There’s a story behind that, too. Schiff likes to poke fun at his academic record. He said he applied to 11 law schools, and Hamline was the only one that accepted him. (That’s not quite accurate. Nova, in Davie. Fla., also offered to take him, he said, but well after he committed to Hamline.) Schiff told the class he graduated “in the top 89 percent of my class,” a self-deprecating reference he had to repeat because it didn’t register right away. Describing the state of Florida “inviting” him to take the bar exam a second time, after failing the first, drew a more knowing reaction.

Elected five times to the Broward County bench, most recently last year, Schiff always retained a passion for baseball. He belongs to the South Florida chapter of the Society for American Baseball Research. He and Jarvis spent almost three years writing the 1,040-page casebook, which won SABR’s 2017 Baseball Research Award. Schiff reveres the 1969 Miracle Mets; don’t be surprised if he titles his next book, “Driving Art Shamsky.”

Schiff began his class with the earliest legal reference he and Jarvis found to baseball, a 1791 Pittsfield, Mass. law prohibiting ball-playing within 80 yards of the village’s new meeting hall, meant to protect the windows. The penalty: Five shillings. 

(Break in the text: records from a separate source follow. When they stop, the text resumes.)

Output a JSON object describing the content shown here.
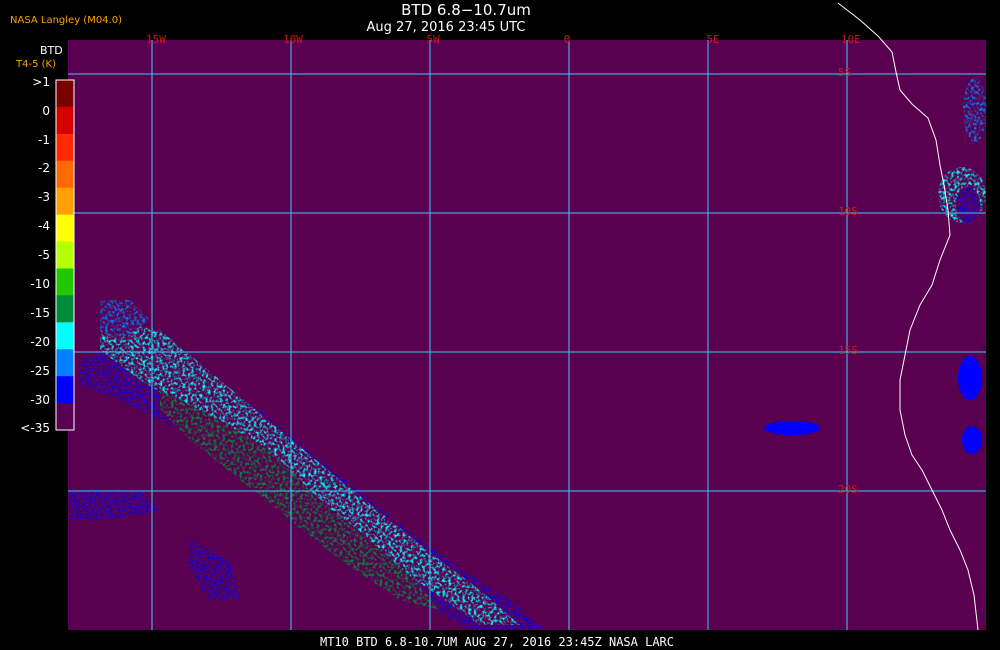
{
  "header": {
    "producer": "NASA Langley (M04.0)",
    "title": "BTD 6.8−10.7um",
    "subtitle": "Aug 27, 2016 23:45 UTC"
  },
  "colorbar": {
    "title": "BTD",
    "units": "T4-5 (K)",
    "labels": [
      ">1",
      "0",
      "-1",
      "-2",
      "-3",
      "-4",
      "-5",
      "-10",
      "-15",
      "-20",
      "-25",
      "-30",
      "<-35"
    ],
    "colors": [
      "#7a0000",
      "#d40000",
      "#ff2a00",
      "#ff6a00",
      "#ffa000",
      "#ffff00",
      "#b4ff00",
      "#20c800",
      "#008a3a",
      "#00ffff",
      "#0080ff",
      "#0000ff",
      "#5a0050"
    ]
  },
  "axes": {
    "longitude_labels": [
      "15W",
      "10W",
      "5W",
      "0",
      "5E",
      "10E"
    ],
    "latitude_labels": [
      "5S",
      "10S",
      "15S",
      "20S"
    ]
  },
  "map": {
    "background_color": "#5a0050",
    "grid_color": "#40c8ff",
    "coast_color": "#ffffff"
  },
  "footer": {
    "text": "MT10  BTD 6.8-10.7UM   AUG 27, 2016 23:45Z   NASA LARC"
  }
}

Then he guided his students through nine sections, or “innings,” over two days, most featuring a guest speaker: SABR member and Twins official scorer Stew Thornley; Saints executive vice president Tom Whaley, an attorney before turning to baseball; Saints impresario Mike Veeck; and Notre Dame emeritus law professor Ed Edmonds, who reviewed the earliest challenges to baseball’s reserve clause, beginning in the late 19th century. Back then, players who jumped from team to team were called “revolvers.” Who knew?  

“I don’t know of any better pastimes than baseball and the law,” Schiff said.